Le mal était là, tapi, mais la blessure a surgi brutalement, des années plus tard, au moment où Marin Gillier s'y attendait le moins, lors d'une conférence où il a senti la colère l'envahir. S'ensuivent dix années de galère : « Omniprésence de la mort, insomnie, perte de mémoire, irritabilité, violence en famille, sentiment d'incompréhension, d'abandon, désocialisation, hyperactivisme, dépression, perte de sens, de motivation », énumère-t-il. Et il y a la famille, blessée par son comportement et qui le blesse à son tour, incapable de le comprendre. Le soir du Bataclan, il roulera dans Paris, dans l'espoir de « prendre une balle ».

C'est la première fois que l'ancien commandant des opérations spéciales prend la parole ainsi en public, un signe parmi d'autres que le stress post-traumatique a cessé d'être tabou au sein de l'armée française. Aux racines de ce trouble insidieux provoquant crises d'angoisse, colère, hypervigilance, insomnies, dépression et somatisation : une confrontation brutale avec la mort qui produit une effraction dans le cerveau et cause des lésions cérébrales. Quelque 3 000 soldats français souffrent de blessure psychique, selon le secrétariat d'État aux anciens combattants, qui a mis en place un programme visant à renforcer l'accompagnement des victimes d'ici à 2030.

Venu lui aussi témoigner lors du colloque de Solidarité défense, le commando de marine Mikaël a écouté avec « émotion » le récit de son chef Marin Gillier. « Je ressens les mêmes choses que lui », explique-t-il. Pour cet ancien homme de l'ombre, tireur d'élite dans les forces spéciales, prendre la parole en public est un acte de courage. Il a échappé de peu à la mort lors de la prise de Gao, au Mali, en janvier 2013 : l'arme de son adversaire était mal réglée, le soldat français l'a touché en premier. « Le retour en France est compliqué », raconte-t-il. Au sein de son unité, il finit par être diagnostiqué d'un SPT. « L'annonce a été maladroite. Je l'ai mal digéré », confie-t-il.

Le soir, l'ancien athlète national de cross n'est « pas bien, [boit] pour oublier, fume. On est rongé, jusqu'à ce que cela explose. » Une fois, il manque d'écharper son voisin pour une broutille. « J'aurais préféré revenir avec un trou dans la peau ou mourir sur le champ d'honneur 100 000 fois, lâche-t-il. Je ne peux plus partir en mission. J'ai perdu 8 kg, je ne fais plus de sport. » Il a la chance d'avoir des gradés au-dessus de lui qui eux aussi ont vécu des traumatismes à des degrés divers. « Ils m'ont trouvé un poste au bureau d'entraînement où je partage mon savoir, ajoute-t-il. Mais il faut que j'arrête et que je passe à autre chose. »

La névrose de guerre est vieille comme la guerre.
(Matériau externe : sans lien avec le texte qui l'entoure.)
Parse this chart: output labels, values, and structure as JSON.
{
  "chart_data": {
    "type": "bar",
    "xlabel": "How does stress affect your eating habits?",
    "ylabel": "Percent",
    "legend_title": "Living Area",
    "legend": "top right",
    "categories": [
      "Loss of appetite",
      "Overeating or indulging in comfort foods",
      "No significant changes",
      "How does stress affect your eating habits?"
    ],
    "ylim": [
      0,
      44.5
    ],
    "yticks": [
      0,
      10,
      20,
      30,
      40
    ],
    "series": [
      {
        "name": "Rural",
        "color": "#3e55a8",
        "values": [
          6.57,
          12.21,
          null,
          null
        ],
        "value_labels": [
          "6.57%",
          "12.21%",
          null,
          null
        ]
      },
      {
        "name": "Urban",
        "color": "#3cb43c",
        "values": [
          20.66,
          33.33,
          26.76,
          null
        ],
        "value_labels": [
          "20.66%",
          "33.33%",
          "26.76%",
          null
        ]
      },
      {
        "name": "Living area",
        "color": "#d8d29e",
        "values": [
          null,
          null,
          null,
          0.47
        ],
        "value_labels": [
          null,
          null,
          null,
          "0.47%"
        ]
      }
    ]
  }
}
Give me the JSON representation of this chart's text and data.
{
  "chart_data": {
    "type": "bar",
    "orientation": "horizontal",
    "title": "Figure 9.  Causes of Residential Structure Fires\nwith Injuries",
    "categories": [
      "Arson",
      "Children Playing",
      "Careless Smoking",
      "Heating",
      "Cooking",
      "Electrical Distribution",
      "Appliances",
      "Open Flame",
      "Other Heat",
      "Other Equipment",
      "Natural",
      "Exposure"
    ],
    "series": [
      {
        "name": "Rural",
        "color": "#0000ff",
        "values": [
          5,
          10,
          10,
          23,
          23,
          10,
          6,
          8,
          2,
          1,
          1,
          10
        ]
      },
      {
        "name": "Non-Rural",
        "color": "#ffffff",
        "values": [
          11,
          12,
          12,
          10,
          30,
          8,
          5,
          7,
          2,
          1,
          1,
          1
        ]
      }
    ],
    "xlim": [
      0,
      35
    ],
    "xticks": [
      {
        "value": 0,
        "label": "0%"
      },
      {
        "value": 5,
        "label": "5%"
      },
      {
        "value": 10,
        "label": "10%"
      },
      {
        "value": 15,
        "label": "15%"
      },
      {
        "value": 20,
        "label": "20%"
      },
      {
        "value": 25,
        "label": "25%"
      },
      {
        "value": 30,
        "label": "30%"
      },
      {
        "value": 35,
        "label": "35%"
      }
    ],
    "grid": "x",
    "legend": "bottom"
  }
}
Mais sa prise en charge a mis du temps à émerger. C'est avec la Grande Guerre (1914-1918) et son déluge d'obus que les armées modernes sont confrontées pour la première fois au problème des « pertes psychiques » : des soldats physiquement indemnes mais hors d'état de combattre, qui laissent les scientifiques perplexes. Ce mal étrange est longtemps assimilé, à tort, à de la lâcheté. En 1943, le général américain George Patton gifle deux soldats sans blessure apparente, hospitalisés pour « fatigue au combat ».

Ces troubles retiennent progressivement l'attention des psychiatres soignant des militaires revenus d'Indochine, d'Algérie ou du Vietnam. Mais il faut attendre la fin du XXe siècle et une succession de conflits longs et brutaux pour que le phénomène soit véritablement pris en compte dans les armées occidentales. Selon le ministère américain des anciens combattants, jusqu'à 20 % des soldats déployés en Irak et en Afghanistan ont souffert de SPT. Dans les armées françaises, la blessure psychique est officiellement reconnue en 1992.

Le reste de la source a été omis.